Did Case inform anyone of this absent tripod leg and wasn’t Case concerned about it? How safe and fool-proof was Case system of ensuring that PEO’s abide by the rules ( not so safe as Brookes had shown that it was so easy to circumvent it).
Now everyone is claiming that no one is at fault but the student! Typical. Set up a non-existent tripod of a system and when the shit hit the fans, all cower under the tables! Only the students left with shit all over the face!
Dr Huang

Xtrocious said...

CASE should be renamed as ATNA - all talk no action

Again, this is a reflection of our culture of having too many "generals" and no foot soldiers who are able to carry out the needed checks and balances...
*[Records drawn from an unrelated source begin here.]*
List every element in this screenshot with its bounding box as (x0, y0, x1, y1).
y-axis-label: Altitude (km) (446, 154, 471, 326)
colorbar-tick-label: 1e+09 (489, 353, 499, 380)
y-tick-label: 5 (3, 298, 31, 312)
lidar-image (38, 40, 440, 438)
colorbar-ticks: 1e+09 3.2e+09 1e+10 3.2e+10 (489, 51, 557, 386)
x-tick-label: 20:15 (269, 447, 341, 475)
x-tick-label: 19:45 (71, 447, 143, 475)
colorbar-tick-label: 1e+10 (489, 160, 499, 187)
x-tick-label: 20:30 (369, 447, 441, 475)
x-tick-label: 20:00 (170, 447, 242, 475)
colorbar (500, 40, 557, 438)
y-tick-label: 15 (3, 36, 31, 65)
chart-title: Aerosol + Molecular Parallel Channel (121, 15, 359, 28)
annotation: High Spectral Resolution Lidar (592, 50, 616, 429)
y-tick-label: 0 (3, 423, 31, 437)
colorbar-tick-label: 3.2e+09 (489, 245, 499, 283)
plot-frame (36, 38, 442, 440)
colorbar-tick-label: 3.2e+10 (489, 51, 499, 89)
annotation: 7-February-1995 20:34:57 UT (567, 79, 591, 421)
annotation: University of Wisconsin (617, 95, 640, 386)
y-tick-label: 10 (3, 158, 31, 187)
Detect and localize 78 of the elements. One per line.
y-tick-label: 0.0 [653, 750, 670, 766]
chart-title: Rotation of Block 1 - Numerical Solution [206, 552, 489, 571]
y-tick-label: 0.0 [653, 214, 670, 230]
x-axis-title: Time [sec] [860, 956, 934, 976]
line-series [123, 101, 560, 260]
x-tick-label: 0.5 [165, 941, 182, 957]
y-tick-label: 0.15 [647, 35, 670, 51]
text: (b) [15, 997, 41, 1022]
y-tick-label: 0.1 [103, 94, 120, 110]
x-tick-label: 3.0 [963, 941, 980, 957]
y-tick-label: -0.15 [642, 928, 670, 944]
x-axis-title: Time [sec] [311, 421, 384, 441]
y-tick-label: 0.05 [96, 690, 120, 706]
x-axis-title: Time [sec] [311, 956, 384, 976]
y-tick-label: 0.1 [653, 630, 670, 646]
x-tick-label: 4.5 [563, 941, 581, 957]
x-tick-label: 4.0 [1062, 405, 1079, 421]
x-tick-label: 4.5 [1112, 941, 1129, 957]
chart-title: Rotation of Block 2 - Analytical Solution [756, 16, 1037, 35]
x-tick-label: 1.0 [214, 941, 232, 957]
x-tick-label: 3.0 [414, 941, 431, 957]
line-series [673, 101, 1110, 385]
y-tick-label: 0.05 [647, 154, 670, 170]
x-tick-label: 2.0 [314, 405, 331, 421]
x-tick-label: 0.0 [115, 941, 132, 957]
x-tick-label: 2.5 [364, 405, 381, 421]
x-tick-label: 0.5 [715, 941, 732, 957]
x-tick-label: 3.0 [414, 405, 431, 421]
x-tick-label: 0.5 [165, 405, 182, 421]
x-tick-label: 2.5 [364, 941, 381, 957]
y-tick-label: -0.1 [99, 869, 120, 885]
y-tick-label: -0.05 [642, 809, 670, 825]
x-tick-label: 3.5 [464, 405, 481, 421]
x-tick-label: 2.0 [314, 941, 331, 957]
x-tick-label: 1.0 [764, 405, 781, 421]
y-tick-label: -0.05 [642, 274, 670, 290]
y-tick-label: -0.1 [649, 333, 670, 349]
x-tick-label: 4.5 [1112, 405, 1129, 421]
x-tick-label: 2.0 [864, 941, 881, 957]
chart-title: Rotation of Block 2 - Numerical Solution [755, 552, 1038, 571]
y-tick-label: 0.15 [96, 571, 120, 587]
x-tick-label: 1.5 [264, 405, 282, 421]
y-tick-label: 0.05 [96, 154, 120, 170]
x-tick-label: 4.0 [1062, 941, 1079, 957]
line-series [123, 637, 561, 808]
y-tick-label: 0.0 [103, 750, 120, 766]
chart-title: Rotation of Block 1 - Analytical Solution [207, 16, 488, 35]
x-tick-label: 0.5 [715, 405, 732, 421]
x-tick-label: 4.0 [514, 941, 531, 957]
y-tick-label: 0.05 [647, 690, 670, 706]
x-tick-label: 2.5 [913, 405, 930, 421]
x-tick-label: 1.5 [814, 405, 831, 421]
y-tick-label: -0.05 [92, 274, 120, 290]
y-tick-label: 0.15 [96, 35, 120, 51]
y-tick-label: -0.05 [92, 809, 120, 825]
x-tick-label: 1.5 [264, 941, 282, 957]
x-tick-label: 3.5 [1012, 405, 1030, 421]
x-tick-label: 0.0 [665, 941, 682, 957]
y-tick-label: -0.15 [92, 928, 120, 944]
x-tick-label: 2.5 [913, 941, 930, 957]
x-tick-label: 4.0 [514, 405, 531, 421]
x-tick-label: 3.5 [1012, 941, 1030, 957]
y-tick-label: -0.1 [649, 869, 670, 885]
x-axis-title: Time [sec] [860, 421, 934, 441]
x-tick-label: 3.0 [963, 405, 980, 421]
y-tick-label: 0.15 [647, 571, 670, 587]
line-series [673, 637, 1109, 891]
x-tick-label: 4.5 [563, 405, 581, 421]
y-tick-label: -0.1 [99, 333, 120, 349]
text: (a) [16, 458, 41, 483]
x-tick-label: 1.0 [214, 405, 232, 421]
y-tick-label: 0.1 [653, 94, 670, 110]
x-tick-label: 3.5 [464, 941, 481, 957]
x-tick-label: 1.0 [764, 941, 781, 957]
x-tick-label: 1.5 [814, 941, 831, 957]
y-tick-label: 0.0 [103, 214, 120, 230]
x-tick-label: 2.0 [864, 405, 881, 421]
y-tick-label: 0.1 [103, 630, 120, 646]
I also find it so strange that none of the relevant bodies were interested in conducting checks on whether these PEOs are bonafide - instead as our good doctor noted, they were more interested in acting as custodians (bankers) for the monies...

Is the real aim to milk the education "hub" status or provide an affordable and world-class education for private students?

sgcynic said...

Hi Dr Huang,
I recalled reading about allegations that MOE knew about the bogus accreditation since 2007 but took no responsibility. How's that for irresponsibility. In Singapore, it's the people that are always being ripped off by the various institutions, private or otherwise.